A sphere appeared on the virtual screen, like a knot of hundreds of pieces of yarn all tangled together. It was absolutely meaningless to her.
“What am I looking at here?”
“A program rendered visually, an AI or bot. People use them to scrub the Net, do searches, machine tasks, but this, this is wild. Usually these’ll have one or two strands but this has hundreds, this is a piece of work, like artistry right here. I’ve been trying to unravel it for days and it’s had some pretty nasty surprises. It tried to send electrical feedback at me once and stop my heart, managed to dodge that one. And half of these are to hide it, to mask its presence. But everything leaves a trace.”
“So, what does this have to do with the girls?”

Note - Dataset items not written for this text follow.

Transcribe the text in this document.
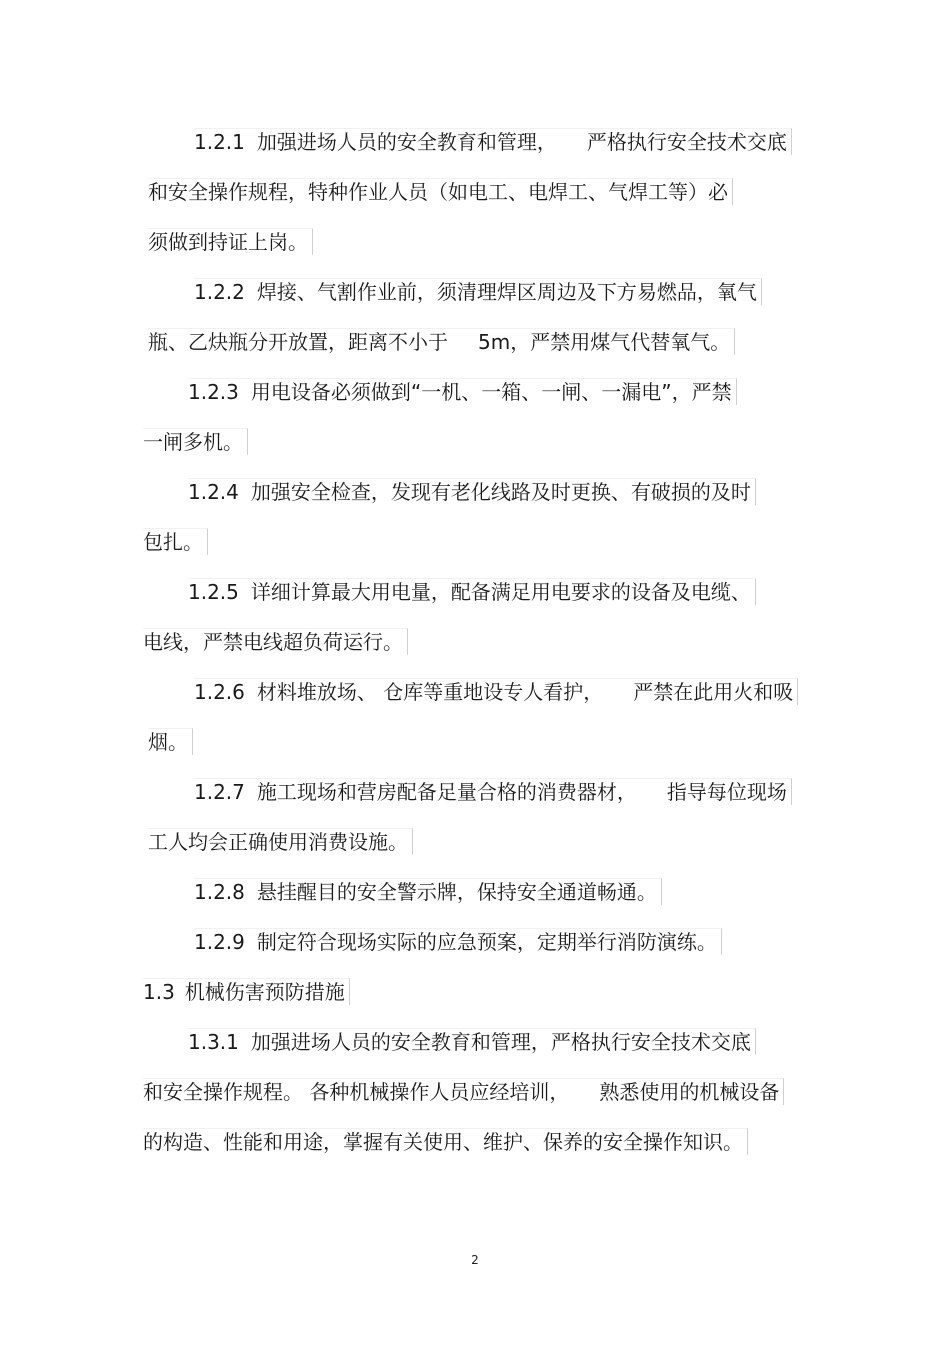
1.2.1 加强进场人员的安全教育和管理， 严格执行安全技术交底
和安全操作规程，特种作业人员（如电工、电焊工、气焊工等）必
须做到持证上岗。
1.2.2 焊接、气割作业前，须清理焊区周边及下方易燃品，氧气
瓶、乙炔瓶分开放置，距离不小于 5m，严禁用煤气代替氧气。
1.2.3 用电设备必须做到“一机、一箱、一闸、一漏电”，严禁
一闸多机。
1.2.4 加强安全检查，发现有老化线路及时更换、有破损的及时
包扎。
1.2.5 详细计算最大用电量，配备满足用电要求的设备及电缆、
电线，严禁电线超负荷运行。
1.2.6 材料堆放场、 仓库等重地设专人看护， 严禁在此用火和吸
烟。
1.2.7 施工现场和营房配备足量合格的消费器材， 指导每位现场
工人均会正确使用消费设施。
1.2.8 悬挂醒目的安全警示牌，保持安全通道畅通。
1.2.9 制定符合现场实际的应急预案，定期举行消防演练。
1.3 机械伤害预防措施
1.3.1 加强进场人员的安全教育和管理，严格执行安全技术交底
和安全操作规程。 各种机械操作人员应经培训， 熟悉使用的机械设备
的构造、性能和用途，掌握有关使用、维护、保养的安全操作知识。
2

“This is the connection,” he said excitedly. This is the link between them. I found this strange, let’s call it a presence, whenever I did a search on one of them. Like I found almost exactly what you would expect to find in a textbook search—the birth records, school records if they went to school, taxes, driver’s license registration, job IDs, advertisements for sexual services, in one case. It was about as ordinary as you could get. Except I saw that someone else had been searching for these women, and after some digging I found this bot, tons of these bots going through, running these searches. And so I followed…that was a trip. And I found where they were taking this info. An uber, like me, someone else searching for these girls.”
He couldn’t contain himself any more. With an almost audible whoosh the virtual world vanished and they were sitting back in the living room, squinting in the light. Jojran was practically bouncing up and down with excitement.
“He made a list Saru! A list of these girls. And I found it. I found it!”